[Ifeffit] Question about statistics

Matt Newville newville at cars.uchicago.edu
Sun Mar 8 22:28:33 CDT 2015


Olga,

On Sat, Mar 7, 2015 at 12:26 AM, Olga Kashurnikova <okash at mail.ru> wrote:
> I'm very sorry that I'm long. That is because I didn't suppose to explain the approach
> itself, but to understand what is with formulae of statistics in IFEFFIT.
> I understood that you say that k-space is a problem because you didn't rely on it.
> I thought it is not a good idea for IFEFFIT statistic, not Bayes.

I'm sorry, but I simply do not understand what this sentence means.
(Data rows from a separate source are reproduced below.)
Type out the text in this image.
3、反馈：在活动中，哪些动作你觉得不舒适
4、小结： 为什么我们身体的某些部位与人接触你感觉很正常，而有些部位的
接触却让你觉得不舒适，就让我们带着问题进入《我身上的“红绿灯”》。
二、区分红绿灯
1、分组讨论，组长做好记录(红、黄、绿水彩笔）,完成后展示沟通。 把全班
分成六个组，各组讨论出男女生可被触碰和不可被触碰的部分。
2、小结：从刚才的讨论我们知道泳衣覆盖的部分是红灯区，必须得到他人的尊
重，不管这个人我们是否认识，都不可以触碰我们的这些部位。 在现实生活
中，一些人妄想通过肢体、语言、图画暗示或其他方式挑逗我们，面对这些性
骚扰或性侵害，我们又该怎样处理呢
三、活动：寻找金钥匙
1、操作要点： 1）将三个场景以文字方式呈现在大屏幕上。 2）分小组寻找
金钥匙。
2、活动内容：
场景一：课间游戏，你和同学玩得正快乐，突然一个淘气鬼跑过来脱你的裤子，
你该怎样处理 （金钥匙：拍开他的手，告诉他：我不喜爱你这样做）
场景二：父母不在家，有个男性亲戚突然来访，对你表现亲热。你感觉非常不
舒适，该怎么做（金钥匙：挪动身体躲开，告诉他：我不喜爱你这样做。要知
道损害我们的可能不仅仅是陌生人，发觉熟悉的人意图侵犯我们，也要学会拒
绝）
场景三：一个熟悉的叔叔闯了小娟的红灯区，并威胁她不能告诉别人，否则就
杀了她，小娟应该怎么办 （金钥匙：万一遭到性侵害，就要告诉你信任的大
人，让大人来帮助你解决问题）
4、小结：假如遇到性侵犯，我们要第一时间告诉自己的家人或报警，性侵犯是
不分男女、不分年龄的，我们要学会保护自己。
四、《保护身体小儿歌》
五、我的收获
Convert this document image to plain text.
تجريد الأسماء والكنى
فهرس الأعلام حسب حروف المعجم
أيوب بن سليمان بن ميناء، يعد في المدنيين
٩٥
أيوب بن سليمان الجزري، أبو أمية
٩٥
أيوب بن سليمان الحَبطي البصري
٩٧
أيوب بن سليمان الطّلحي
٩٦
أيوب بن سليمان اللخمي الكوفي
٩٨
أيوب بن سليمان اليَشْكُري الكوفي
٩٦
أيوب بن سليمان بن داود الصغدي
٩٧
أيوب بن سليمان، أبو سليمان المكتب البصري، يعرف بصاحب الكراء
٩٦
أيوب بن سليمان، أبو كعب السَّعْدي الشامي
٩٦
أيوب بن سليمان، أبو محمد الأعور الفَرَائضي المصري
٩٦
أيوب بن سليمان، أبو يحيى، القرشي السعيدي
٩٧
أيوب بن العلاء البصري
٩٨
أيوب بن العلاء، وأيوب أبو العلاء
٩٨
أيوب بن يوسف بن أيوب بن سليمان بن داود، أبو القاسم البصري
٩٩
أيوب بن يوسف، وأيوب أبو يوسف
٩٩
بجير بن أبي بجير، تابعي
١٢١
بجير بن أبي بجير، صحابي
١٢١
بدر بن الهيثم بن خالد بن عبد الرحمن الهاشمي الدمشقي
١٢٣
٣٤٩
K-space is not a problem because I don't rely on it.  I don't rely on
k-space because it is a problem.   Specifically, using k-space
neglects to properly filter out frequency components that we know
we're not trying to model.

> I would like to know what you mean of 'Bayes doesn't dictate space', I didn't
> understand it from papers and books, may be you will help me find where it is
> said and what is math? I really didn't know anything of it, there was analysis of
> original spectra in all cases.

No analysis method specified the independent variable(s) 'x'.   In
fact, usually the model is described as a function *of the
parameters*, and any independent variable(s) are ignored.   That the
data happens to also be  a function of some 'x' (whether that be time,
frequency, energy, wavenumber, distance, voltage, ....) is not
important mathematically.   Data can be transformed many ways, and can
always be modeled statistically.

For EXAFS the data in k-space is certainly not any more real or
fundamental than the data in R-space.

> I have statistically good fits on this compounds, but with constraints, and Bayesian
> approach could help decide what parametra are nonmeaningful. It is hard to decide
> between models without it.

There are many statistical tests one can do to decide between models
and parameters.  See, for example F-tests, Akaike Information
Criteria, Bayesian Information Criteria, and so on.

> I will try a test in R-space now, and to simplify the test, if you think, but not sure how to
> use it to the end. Is it that I should use epsilon_R and simply use FT-transformed dat
> and model and Bayes statistics will be the same?

I'm not really sure what you're doing, so I can't answer this.  Like,
I have absolutely no idea what you're doing for "Bayes statistics".
It seems from subsequent messages that you may have figured out the
issue, but I don't really understand what you're trying to do.   Was
calculating chi-square by hand the major stumbling block?  That would
be much easier with Larch than Ifeffit.

> I'm not sure noise can be treated as constant in this case, you see, it depends on
> k-weighting and so on. Uncertainty is from noise (that can be thought as Gaussian)
> and mu0, and it is not quite understandable how to add mu0 co-fitting than.

Why would co-refining the background function changes the methodology?
 One models some signal (say, "chi(k) + mu0(k)") and then
transforms/projects/samples the data and model and compares them.  If
the data has been transformed, you want the uncertainty in that
transformed data.

I hope that helps, but I'm not really sure.